When the film does finally move forward, it’s too little, too late. I think this impulse to downplay might stem from an admirable attempt to keep this grounded, to avoid the slimy feeling that would come with making this real-life nightmare into an exploitative thriller, but you’ve got to give the audience something. Centigrade forgot that.

Real Life People Get Lost

I know nothing about the real event this is based on, but given there were real people out there stuck in a frozen vehicle, I’m going to assume they were rounded human beings. I’m going to assume they had strengths that helped them out and flaws that made them vulnerable. I’m going to assume their relationship was multifaceted and full of quirks. You know, because they’re human beings.

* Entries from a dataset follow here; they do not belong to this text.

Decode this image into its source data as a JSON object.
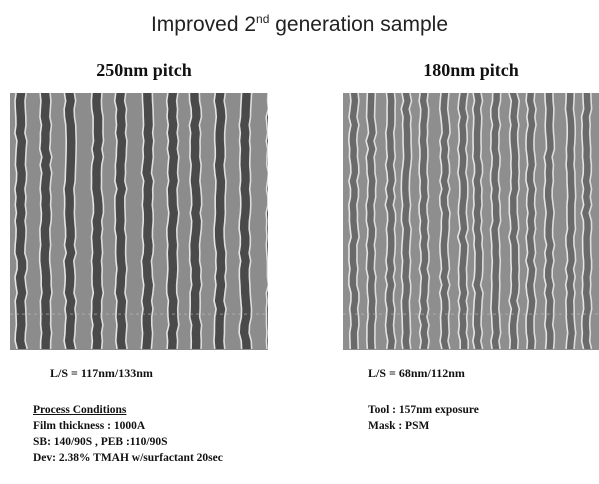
{
  "title": {
    "prefix": "Improved 2",
    "superscript": "nd",
    "suffix": " generation sample"
  },
  "panels": [
    {
      "heading": "250nm pitch",
      "line_space": "L/S = 117nm/133nm"
    },
    {
      "heading": "180nm pitch",
      "line_space": "L/S = 68nm/112nm"
    }
  ],
  "process_conditions": {
    "heading": "Process Conditions",
    "lines": [
      "Film thickness : 1000A",
      "SB: 140/90S , PEB :110/90S",
      "Dev: 2.38% TMAH w/surfactant 20sec"
    ]
  },
  "tool_info": [
    "Tool : 157nm exposure",
    "Mask : PSM"
  ]
}
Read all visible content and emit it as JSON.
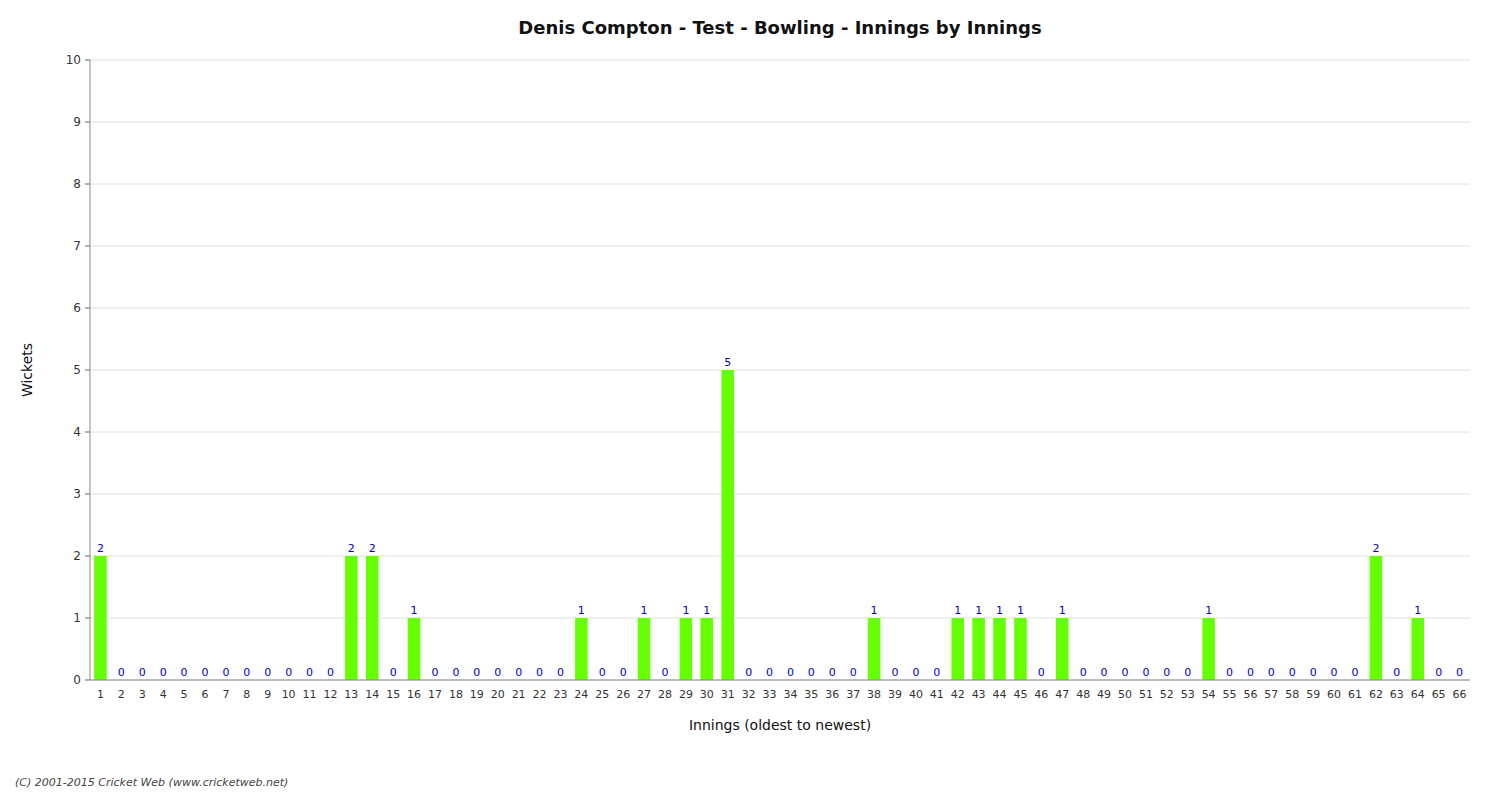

CENTIGRADE: Needs More Heat
source: IFC Midnight

It seems all of this got left out of Centigrade. That or these two people have the most stereotypical, gendered reactions to stress.

Downplaying the thriller aspect of this movie means there needs to be some juicy character stuff going on, but this fictional version of Matt and Naomi has none of that. Their arguments are about immediate concerns, rarely getting into historical grievances that would almost certainly rise to the surface under sustained stress. Matt consistently passes on food and gives extra clothing to Naomi, because you know, he’s the man. Naomi, meanwhile, makes dumb mistakes like leaving the cap off the water bottle and fumbling around with their cell phone. None of it is egregious enough to be outright sexist, but when the dynamic between your couple distills down to the woman being bumbling and frantic while the man is testy but providing what he can, your characters are going to feel like types instead of dynamic, real people (which is extra weird when they are real people).

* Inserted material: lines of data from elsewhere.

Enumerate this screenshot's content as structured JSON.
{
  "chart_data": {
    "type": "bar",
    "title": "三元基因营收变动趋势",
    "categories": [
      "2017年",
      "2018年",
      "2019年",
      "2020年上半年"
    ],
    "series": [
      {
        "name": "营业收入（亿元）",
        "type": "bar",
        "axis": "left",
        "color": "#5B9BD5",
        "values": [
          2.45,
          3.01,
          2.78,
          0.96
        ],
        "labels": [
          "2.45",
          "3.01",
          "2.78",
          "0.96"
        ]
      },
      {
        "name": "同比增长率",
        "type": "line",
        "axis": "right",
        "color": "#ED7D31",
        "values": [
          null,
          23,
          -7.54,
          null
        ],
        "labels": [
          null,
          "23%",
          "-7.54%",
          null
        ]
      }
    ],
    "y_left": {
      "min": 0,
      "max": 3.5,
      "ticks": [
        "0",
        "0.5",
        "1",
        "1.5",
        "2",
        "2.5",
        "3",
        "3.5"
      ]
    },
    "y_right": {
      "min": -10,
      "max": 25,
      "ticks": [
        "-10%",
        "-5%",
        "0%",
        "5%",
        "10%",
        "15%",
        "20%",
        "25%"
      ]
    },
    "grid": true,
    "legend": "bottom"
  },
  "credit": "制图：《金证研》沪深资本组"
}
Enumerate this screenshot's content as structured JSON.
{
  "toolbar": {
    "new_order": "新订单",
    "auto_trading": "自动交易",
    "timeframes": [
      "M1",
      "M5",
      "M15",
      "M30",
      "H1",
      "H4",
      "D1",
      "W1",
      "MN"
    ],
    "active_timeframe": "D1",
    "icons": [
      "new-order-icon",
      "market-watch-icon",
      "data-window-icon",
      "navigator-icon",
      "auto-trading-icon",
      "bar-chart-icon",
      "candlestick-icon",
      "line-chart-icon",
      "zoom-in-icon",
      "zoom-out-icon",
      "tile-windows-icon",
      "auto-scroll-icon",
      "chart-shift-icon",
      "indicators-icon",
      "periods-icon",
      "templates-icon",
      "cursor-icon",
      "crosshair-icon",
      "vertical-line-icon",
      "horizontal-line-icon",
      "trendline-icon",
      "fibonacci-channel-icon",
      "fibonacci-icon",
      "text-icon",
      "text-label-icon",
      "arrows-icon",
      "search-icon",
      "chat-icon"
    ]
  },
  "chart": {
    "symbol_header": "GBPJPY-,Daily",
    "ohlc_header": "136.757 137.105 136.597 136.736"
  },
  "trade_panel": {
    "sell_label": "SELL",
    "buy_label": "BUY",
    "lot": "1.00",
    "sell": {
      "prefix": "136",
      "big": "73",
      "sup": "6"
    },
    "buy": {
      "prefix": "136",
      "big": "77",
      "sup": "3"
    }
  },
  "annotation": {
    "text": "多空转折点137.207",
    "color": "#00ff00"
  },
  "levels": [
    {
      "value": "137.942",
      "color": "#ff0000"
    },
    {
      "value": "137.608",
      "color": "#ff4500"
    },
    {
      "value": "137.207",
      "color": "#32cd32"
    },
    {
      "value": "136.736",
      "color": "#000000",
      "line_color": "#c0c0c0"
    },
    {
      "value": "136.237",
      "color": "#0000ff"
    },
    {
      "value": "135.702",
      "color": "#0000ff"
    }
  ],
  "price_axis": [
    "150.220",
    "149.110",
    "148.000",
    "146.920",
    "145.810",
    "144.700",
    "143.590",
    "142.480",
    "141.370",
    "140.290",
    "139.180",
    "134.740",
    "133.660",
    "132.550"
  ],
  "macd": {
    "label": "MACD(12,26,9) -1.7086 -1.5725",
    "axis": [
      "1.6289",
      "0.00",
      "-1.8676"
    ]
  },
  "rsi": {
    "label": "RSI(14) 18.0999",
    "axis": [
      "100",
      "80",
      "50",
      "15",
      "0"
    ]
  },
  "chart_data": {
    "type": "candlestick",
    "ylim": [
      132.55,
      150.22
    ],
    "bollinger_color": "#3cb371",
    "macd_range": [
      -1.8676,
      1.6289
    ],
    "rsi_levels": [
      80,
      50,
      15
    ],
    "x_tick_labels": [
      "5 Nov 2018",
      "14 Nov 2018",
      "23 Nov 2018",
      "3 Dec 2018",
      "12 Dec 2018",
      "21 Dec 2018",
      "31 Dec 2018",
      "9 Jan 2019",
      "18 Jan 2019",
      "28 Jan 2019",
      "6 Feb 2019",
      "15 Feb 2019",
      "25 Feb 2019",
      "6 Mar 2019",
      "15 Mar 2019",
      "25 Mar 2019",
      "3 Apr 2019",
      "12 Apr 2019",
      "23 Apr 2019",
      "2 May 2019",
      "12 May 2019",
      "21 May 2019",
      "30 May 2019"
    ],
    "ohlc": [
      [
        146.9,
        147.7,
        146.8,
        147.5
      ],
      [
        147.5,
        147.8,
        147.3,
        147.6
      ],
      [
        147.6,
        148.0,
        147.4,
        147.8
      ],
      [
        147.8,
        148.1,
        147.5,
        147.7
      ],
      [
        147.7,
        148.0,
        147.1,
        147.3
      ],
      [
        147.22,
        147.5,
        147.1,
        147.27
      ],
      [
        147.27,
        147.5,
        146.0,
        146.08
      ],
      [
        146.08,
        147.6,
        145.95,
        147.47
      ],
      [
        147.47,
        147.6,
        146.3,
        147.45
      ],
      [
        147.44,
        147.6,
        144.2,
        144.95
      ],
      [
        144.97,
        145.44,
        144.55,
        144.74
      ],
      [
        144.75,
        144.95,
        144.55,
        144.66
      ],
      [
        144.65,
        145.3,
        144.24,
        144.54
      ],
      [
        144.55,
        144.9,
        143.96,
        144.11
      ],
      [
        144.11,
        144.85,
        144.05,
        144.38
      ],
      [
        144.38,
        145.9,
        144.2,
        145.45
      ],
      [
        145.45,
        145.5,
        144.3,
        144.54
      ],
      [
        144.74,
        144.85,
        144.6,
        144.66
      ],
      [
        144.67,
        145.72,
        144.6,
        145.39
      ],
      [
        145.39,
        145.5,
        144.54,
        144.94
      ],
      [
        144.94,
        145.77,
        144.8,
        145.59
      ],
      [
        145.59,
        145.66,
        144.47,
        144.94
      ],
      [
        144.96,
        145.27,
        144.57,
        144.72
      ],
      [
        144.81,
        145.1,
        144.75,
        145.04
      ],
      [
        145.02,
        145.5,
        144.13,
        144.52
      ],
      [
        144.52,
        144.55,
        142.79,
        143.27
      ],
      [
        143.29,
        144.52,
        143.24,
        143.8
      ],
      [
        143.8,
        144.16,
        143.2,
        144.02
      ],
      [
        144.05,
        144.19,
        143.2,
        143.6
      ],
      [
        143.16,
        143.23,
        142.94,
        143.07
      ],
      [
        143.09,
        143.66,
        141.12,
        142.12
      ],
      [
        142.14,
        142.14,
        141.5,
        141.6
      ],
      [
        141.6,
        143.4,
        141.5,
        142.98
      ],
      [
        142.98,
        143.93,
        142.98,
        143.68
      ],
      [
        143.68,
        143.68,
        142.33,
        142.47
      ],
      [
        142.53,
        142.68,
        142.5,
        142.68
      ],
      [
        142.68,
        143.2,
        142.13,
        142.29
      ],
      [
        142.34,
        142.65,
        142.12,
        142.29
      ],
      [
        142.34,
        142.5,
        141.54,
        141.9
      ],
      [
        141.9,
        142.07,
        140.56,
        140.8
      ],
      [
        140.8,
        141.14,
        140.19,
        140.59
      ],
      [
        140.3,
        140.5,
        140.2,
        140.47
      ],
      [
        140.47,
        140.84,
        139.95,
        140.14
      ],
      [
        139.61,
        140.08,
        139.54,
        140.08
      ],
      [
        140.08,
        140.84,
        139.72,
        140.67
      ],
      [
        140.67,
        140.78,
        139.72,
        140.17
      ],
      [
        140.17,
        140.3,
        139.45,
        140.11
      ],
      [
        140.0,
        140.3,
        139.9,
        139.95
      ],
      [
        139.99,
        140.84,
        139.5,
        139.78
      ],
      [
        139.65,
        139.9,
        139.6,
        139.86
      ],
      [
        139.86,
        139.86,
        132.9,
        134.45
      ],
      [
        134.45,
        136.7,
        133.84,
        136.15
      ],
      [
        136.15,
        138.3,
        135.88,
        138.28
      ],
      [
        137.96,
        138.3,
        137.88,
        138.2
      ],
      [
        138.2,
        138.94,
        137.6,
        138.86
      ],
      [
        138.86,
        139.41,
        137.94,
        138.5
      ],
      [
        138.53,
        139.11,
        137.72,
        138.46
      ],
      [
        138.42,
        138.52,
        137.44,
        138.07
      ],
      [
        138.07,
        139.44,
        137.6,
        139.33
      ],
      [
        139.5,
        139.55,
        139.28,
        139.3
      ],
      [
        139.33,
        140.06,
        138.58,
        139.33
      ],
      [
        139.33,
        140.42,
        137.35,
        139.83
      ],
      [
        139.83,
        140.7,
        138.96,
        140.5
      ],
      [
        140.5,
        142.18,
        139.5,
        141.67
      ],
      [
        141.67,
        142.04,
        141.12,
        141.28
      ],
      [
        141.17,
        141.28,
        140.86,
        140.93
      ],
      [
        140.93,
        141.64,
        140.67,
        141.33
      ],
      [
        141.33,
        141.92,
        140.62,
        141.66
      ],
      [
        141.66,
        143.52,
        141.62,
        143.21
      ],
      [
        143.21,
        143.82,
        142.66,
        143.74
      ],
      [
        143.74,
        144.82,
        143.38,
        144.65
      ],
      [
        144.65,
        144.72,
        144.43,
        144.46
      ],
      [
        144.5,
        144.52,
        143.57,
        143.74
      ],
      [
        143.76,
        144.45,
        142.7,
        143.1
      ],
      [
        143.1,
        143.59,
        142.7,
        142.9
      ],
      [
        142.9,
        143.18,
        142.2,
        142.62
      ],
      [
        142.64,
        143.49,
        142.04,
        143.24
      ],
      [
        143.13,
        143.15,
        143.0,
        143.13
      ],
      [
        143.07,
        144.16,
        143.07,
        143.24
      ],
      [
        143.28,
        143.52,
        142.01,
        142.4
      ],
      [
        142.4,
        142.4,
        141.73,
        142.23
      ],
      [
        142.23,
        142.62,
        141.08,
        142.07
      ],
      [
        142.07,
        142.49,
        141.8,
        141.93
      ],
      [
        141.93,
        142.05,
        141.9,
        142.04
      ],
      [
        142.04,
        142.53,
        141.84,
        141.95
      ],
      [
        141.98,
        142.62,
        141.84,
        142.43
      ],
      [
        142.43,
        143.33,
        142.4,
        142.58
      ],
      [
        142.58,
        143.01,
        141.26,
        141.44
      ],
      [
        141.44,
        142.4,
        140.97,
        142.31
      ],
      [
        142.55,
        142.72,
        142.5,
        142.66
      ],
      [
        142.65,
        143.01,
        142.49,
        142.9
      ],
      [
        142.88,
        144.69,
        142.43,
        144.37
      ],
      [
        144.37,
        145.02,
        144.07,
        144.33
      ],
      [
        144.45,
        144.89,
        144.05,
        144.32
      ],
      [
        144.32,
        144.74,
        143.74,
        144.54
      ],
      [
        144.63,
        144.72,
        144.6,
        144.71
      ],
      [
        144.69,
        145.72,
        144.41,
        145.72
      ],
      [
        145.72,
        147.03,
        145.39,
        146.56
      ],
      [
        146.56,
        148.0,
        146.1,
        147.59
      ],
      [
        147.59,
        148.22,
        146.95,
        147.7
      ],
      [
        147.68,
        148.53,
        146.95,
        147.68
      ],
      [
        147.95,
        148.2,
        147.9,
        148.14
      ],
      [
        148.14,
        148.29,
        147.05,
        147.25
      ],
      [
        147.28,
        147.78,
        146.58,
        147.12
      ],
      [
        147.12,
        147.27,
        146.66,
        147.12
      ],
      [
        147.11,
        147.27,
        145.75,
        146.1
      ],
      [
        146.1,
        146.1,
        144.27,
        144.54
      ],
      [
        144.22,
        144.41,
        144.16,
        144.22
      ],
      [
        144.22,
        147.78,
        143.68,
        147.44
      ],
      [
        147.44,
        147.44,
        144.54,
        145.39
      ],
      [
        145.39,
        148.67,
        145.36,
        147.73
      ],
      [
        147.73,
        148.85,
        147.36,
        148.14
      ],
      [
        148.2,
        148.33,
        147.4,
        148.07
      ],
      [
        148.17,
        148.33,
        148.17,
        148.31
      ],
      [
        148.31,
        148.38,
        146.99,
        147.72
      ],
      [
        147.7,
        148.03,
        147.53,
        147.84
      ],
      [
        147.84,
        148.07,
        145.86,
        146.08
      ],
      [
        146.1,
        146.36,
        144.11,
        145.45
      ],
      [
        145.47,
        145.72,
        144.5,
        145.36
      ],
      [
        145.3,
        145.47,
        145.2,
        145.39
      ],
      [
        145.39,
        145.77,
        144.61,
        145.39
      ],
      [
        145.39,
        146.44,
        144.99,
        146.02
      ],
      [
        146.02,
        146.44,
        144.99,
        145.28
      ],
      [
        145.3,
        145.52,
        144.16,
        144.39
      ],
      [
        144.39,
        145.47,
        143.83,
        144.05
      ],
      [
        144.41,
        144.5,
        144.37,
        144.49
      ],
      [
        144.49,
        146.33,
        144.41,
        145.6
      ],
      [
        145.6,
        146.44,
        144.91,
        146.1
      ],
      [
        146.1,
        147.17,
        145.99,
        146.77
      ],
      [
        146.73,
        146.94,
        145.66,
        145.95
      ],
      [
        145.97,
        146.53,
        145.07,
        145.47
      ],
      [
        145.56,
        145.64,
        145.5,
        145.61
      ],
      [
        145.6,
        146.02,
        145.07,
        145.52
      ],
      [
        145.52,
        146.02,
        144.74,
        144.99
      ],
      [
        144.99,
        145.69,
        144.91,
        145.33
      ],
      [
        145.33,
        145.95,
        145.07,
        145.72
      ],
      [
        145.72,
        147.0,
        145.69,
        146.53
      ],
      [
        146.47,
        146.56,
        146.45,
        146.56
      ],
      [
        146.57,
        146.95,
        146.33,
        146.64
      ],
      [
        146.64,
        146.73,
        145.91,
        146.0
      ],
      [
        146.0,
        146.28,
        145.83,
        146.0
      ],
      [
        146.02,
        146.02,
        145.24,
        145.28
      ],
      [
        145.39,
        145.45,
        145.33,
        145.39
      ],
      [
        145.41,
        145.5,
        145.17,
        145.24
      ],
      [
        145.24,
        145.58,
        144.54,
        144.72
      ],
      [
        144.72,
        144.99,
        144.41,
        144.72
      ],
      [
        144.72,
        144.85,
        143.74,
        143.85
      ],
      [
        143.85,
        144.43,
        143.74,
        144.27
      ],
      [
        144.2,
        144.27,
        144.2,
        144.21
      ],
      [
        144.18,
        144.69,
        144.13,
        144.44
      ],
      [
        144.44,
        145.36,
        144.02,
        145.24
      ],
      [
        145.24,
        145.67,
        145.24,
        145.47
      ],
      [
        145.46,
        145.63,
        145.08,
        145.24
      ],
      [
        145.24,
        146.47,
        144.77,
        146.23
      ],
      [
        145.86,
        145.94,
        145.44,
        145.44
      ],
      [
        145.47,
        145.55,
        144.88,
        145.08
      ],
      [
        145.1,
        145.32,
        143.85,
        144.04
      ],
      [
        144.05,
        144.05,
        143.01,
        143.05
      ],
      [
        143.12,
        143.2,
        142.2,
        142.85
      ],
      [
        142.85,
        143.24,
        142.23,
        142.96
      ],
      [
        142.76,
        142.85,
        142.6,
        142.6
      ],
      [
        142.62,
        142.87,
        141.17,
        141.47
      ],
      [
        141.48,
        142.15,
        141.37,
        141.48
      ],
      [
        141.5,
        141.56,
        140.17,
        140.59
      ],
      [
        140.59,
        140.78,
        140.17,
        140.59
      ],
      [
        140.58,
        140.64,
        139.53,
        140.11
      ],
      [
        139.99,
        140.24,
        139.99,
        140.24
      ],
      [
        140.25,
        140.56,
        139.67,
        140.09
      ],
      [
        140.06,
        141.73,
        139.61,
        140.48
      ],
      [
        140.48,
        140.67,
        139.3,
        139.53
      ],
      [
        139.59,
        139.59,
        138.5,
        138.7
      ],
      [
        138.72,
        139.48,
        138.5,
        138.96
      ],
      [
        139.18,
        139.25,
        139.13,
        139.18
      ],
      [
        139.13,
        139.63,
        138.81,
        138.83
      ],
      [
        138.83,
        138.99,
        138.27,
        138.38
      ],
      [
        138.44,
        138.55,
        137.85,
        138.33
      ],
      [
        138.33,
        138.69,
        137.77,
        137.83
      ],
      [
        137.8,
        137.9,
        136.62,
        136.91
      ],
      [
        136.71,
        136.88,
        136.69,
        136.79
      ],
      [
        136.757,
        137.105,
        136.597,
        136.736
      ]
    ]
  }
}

Oh, and Naomi is pregnant. I assume that’s taken from reality, and that aspect provides the only truly gnarly, if unsatisfyingly presented, event in the movie. But it also pigeonholes the dynamic towards more standard gender roles (of course the dude is going to sacrifice everything he can for her because she’s carrying their baby). A filmmaker should be conscious of how this layer influences the story, and since it pushes it towards some trite dynamics, the filmmaker should be careful not to further emphasize them. But, again, Walsh missed that.

CENTIGRADE: Needs More Heat
source: IFC Midnight

Vincent Piazza as Matt and Genesis Rodriguez as Naomi do what they can with the material, but it’s too slight for any actor to save. They at least make the couple palatable enough that you don’t get annoyed being stuck with them, but you don’t really care about them, either. And for a survival tale, that’s death.

Conclusion: Centigrade

This chilly thriller never turns up the heat, leaving the audience with little reason to chill with the imperiled couple. Thin characterization and a reserved plot doom any chance of getting viewers invested beyond basic human concern, which isn’t enough to sustain even the leanest thriller. It’s not a disaster or a triumph. It’s just…not much of anything.

Have you seen Centigrade? If so, did you find a good reason to stay in the vehicle? Let us know in the comments!

Centigrade releases on VOD and in drive-in theaters in the US on August 28th, 2020.